A Rimbey-area beef producer is calling for an inquiry into the discrepancy between the profits realized by processors and retailers and those of the producer after having a cull cow custom-processed.
Rancher Iain Aitken, who raises cattle west of the community, said while his experimental cow would have brought just $340 if auctioned off, the same cow would have yielded $1,233 in hamburger and stew meat when compared to current store prices.
“Producers are selling cull cows at record low prices, yet retail stores claim they use the beef as a loss leader and the beef packers claim they lose money processing cows. We need an inquiry to discover the truth,” Aitken said.

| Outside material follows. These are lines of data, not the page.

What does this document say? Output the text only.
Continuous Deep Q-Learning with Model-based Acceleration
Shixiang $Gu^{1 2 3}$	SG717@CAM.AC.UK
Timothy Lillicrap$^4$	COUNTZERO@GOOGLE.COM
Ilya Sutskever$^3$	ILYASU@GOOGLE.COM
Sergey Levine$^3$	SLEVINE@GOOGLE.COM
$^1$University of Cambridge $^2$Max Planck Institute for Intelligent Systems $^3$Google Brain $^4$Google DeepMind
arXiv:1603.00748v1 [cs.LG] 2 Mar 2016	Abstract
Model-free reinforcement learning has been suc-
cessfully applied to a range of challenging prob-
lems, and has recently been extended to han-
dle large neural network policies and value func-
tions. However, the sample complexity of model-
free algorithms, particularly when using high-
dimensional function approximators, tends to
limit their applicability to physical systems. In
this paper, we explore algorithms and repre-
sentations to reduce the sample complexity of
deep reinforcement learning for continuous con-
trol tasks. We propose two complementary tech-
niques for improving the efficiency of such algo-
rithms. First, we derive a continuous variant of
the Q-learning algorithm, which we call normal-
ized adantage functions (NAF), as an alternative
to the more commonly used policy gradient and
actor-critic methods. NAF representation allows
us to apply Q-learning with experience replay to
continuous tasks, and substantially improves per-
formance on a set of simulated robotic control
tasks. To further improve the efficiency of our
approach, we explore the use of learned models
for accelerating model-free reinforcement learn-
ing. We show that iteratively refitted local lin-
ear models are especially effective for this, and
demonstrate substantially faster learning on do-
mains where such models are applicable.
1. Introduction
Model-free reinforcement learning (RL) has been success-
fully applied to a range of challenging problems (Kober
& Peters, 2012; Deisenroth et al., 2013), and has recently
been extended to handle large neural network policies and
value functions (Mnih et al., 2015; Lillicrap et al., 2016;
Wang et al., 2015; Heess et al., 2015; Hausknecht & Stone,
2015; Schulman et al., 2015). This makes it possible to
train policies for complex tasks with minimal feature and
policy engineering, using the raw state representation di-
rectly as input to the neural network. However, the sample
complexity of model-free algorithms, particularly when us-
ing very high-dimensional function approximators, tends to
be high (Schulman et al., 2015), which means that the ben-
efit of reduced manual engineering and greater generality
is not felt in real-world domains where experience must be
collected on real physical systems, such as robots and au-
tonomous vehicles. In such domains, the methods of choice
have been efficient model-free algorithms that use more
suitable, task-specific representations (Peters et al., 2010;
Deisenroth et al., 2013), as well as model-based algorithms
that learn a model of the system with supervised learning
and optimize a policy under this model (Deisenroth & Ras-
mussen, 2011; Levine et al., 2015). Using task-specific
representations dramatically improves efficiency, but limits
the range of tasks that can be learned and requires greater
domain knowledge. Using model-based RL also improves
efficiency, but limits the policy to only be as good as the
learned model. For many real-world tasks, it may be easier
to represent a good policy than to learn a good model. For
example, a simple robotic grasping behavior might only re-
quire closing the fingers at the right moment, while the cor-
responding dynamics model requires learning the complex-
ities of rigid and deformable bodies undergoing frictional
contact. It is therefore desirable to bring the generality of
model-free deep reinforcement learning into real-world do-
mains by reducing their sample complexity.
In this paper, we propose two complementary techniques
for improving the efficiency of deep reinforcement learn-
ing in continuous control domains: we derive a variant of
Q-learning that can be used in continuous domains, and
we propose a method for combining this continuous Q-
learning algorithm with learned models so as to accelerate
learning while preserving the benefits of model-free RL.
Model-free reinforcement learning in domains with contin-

“The Canadian retail price of hamburger today is around $2.75 per pound, up from the $1.75 per pound it was 10 years ago. In those 10 years, however, the price of cull cows at auction has halved. Clearly something is wrong,” he added. “The producer’s share of the retail beef price has fallen from 24 per cent to under 16 per cent in the last 10 years. If we could restore the producer’s share back to the 1999 level of 24 per cent, we would receive 50 per cent more for our fed cattle.”
Aitken said while cull cows are older animals that have been removed from the breeding process, they, along with younger head of cattle, nevertheless provide a crucial source of income for producers and used to bring upward of $700 or more at auction.
“Many producers believe the problem is corporate concentration and the lack of competition in the retailing and particularly the processing sector,” Aitken continued. “The situation in Alberta got worse this summer when Nilsson Brothers Inc. bought the Tyson Foods Lakeside plant at Brooks, thereby reducing the number of main buyers of cull cows from two to one.”
Joining Aitken in suggesting that a more equitable system to protect producers is vital for the health of the industry, is retired National Farmers Union regional organizer Jan Slomp who said the entire matter falls at the feet of politicians in Ottawa.
“We need to have a federal government investigation into the profits made in the beef processing and retailing sectors to identify how much is being made and by whom,” Slomp said. “The previous government investigation in 2004 was abandoned when the large beef packing companies refused to open their books to the auditors. In a democratic country we cannot have these large corporations deciding they are above the law while the livelihoods of beef farmers are threatened due to their monopolistic practices.”
In the spirit of the holiday season, after the cow was processed Aitken donated the beef to the Bissell Centre, which assists low-income families in Edmonton, as well as the Calgary and Rimbey food banks.